The following season, the Hornets, trained by the hockey legend King Clancy, played their way back to the Calder Cup finals, this time against the Providence Reds. The Hornets led 3-2 in games and won their first Calder Cup in their 16-year history with a dramatic 3-2 win in extra time after a goal from Ray Hannigan. The 1952 AHL championship was particularly enjoyable for Baz Bastien, the team’s then business manager, and Clancy, who was promoted to coach of the Maple Leafs
Returning to the Calder Cup Finals in 1953, the Hornets had the opportunity to defend their title while seeking some measure of revenge for their 1951 loss on their archenemy, the Cleveland Barons. With Gil Mayer and Johnny Bower, who played brilliantly in goal, the series came 3-3 in seventh place and the decision was made in Cleveland.
Both Mayer and Bower were unbeatable in regular time and sent the championship game 0-0 into overtime. In one of the most heartbreaking moments in Pittsburgh sports history, Cleveland Barons defenseman Bob Chrystal tossed the puck off the ice into the center of Hornets Territory. When Gil Mayer ran off the net to correct the puck, it took a strange jump from Mayer into the Hornet network to give the Barons a breathtaking 1-0 win and the Calder Cup championship.

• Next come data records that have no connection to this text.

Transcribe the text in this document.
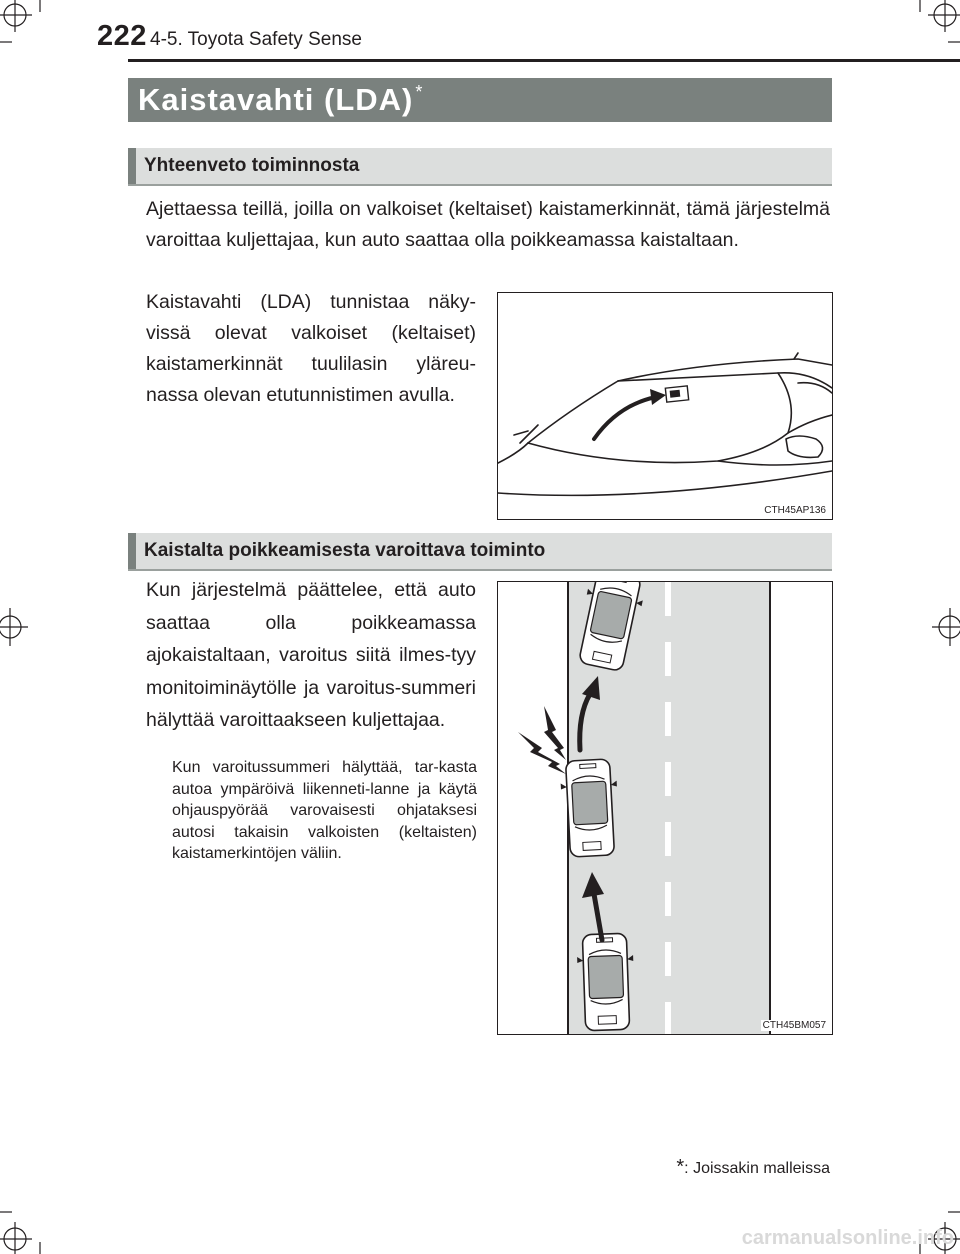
222 4-5. Toyota Safety Sense
Kaistavahti (LDA) *
Yhteenveto toiminnosta

Ajettaessa teillä, joilla on valkoiset (keltaiset) kaistamerkinnät, tämä järjestelmä varoittaa kuljettajaa, kun auto saattaa olla poikkeamassa kaistaltaan.

Kaistavahti (LDA) tunnistaa näky-vissä olevat valkoiset (keltaiset) kaistamerkinnät tuulilasin yläreu-nassa olevan etutunnistimen avulla.

CTH45AP136
Kaistalta poikkeamisesta varoittava toiminto

Kun järjestelmä päättelee, että auto saattaa olla poikkeamassa ajokaistaltaan, varoitus siitä ilmes-tyy monitoiminäytölle ja varoitus-summeri hälyttää varoittaakseen kuljettajaa.

Kun varoitussummeri hälyttää, tar-kasta autoa ympäröivä liikenneti-lanne ja käytä ohjauspyörää varovaisesti ohjataksesi autosi takaisin valkoisten (keltaisten) kaistamerkintöjen väliin.

CTH45BM057
*: Joissakin malleissa
carmanualsonline.info
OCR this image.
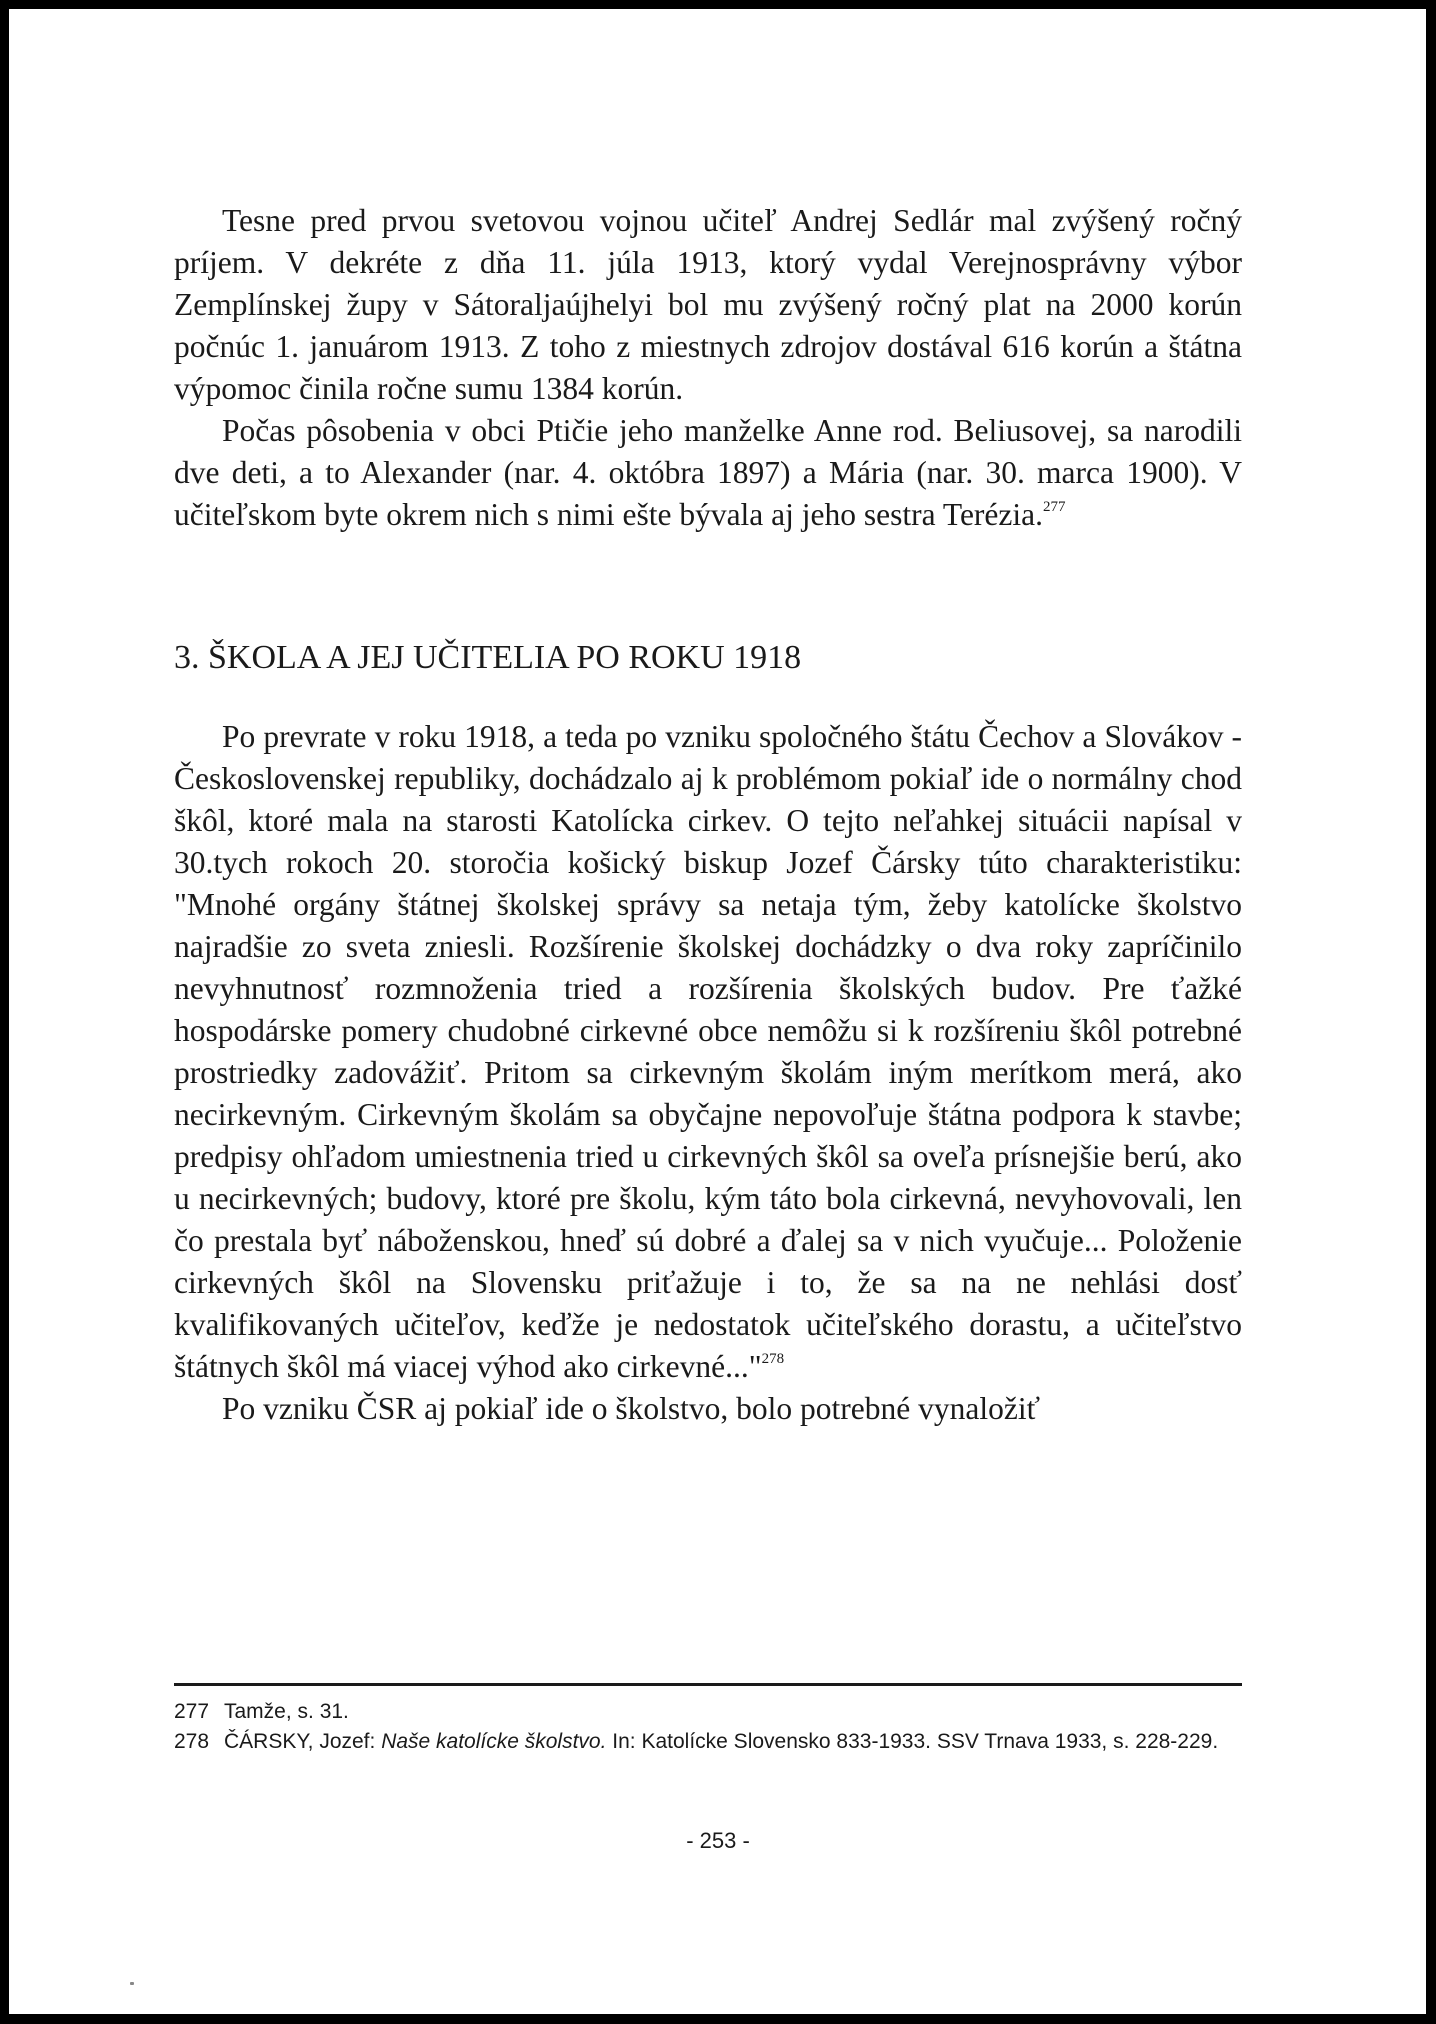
Tesne pred prvou svetovou vojnou učiteľ Andrej Sedlár mal zvýšený ročný príjem. V dekréte z dňa 11. júla 1913, ktorý vydal Verejnosprávny výbor Zemplínskej župy v Sátoraljaújhelyi bol mu zvýšený ročný plat na 2000 korún počnúc 1. januárom 1913. Z toho z miestnych zdrojov dostával 616 korún a štátna výpomoc činila ročne sumu 1384 korún.

Počas pôsobenia v obci Ptičie jeho manželke Anne rod. Beliusovej, sa narodili dve deti, a to Alexander (nar. 4. októbra 1897) a Mária (nar. 30. marca 1900). V učiteľskom byte okrem nich s nimi ešte bývala aj jeho sestra Terézia.$^{277}$

3. ŠKOLA A JEJ UČITELIA PO ROKU 1918

Po prevrate v roku 1918, a teda po vzniku spoločného štátu Čechov a Slovákov - Československej republiky, dochádzalo aj k problémom pokiaľ ide o normálny chod škôl, ktoré mala na starosti Katolícka cirkev. O tejto neľahkej situácii napísal v 30.tych rokoch 20. storočia košický biskup Jozef Čársky túto charakteristiku: "Mnohé orgány štátnej školskej správy sa netaja tým, žeby katolícke školstvo najradšie zo sveta zniesli. Rozšírenie školskej dochádzky o dva roky zapríčinilo nevyhnutnosť rozmnoženia tried a rozšírenia školských budov. Pre ťažké hospodárske pomery chudobné cirkevné obce nemôžu si k rozšíreniu škôl potrebné prostriedky zadovážiť. Pritom sa cirkevným školám iným merítkom merá, ako necirkevným. Cirkevným školám sa obyčajne nepovoľuje štátna podpora k stavbe; predpisy ohľadom umiestnenia tried u cirkevných škôl sa oveľa prísnejšie berú, ako u necirkevných; budovy, ktoré pre školu, kým táto bola cirkevná, nevyhovovali, len čo prestala byť náboženskou, hneď sú dobré a ďalej sa v nich vyučuje... Položenie cirkevných škôl na Slovensku priťažuje i to, že sa na ne nehlási dosť kvalifikovaných učiteľov, keďže je nedostatok učiteľského dorastu, a učiteľstvo štátnych škôl má viacej výhod ako cirkevné..."$^{278}$

Po vzniku ČSR aj pokiaľ ide o školstvo, bolo potrebné vynaložiť

277 Tamže, s. 31.
278 ČÁRSKY, Jozef: Naše katolícke školstvo. In: Katolícke Slovensko 833-1933. SSV Trnava 1933, s. 228-229.
- 253 -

Gil Mayer and Johnny Bower would face each other again in the regular season but would never meet again in a Calder Cup final. The following season, the Barons faced the Hershey Bears in the Calder Cup Finals, beating the Bears 4-2 for the second time in a row and for the fourth time in five seasons. In the 1954-1955 season, the Hornets, trained by Howie Meeker, returned to the Calder Cup Finals, defeating the Buffalo Bisons 4-2 for their second Calder Cup championship.
After defeating the bison, Howie Meeker, who repeated King Clancy’s feat of winning a Calder Cup in his first season as coach of the Hornets, praised his players and “hoped we can do it again”. In 1956, however, the Hornets failed to make it back to the Calder Cup in what turned out to be their final season in the AHL for five years, when the city, as part of its ongoing renaissance, demolished Duquesne Gardens to make way for the Plaza Park Apartments and one Stouffer’s Restaurant.
When the Hornets left Pittsburgh after the 1955/56 season, their star players, including Gil Mayer, signed with the Hershey Bears and led the Bears to two AHL championships. While Mayer played only a handful of games in the NHL with the Toronto Maple Leafs, despite his brilliant years in the AHL, his arch-rival Johnny Bowers was led by the Maple Leafs and drafted after leading the Barons to another AHL championship in 1957 she to four Stanley Cup championships. At the time of his retirement at the age of 46, Bower was the oldest goalkeeper in NHL history and was inducted into the Hockey Hall of Fame.
After completing the construction of the Civic Arena, the Hornets returned to Pittsburgh in 1961 and won another Calder Cup in 1965 under the leadership of Baz Bastien. After the 1966-67 season, the Hornets ended a story that dates back to the past. In the 1930s, the NHL saw a significant expansion that included the Pittsburgh Penguins.
After struggling in their early years, the penguins eventually won the Stanley Cup in 1991. In one of the most haunted ironies in hockey history, the Penguins won their first Stanley Cup by defeating the Minnesota North Stars, an NHL franchise that merged with the Cleveland Barons in 1976, when the Barons folded after just two years in the NHL . Over 25 years after losing to the Barons for a crazy goal, Gil Mayer of the Hornet finally got his revenge.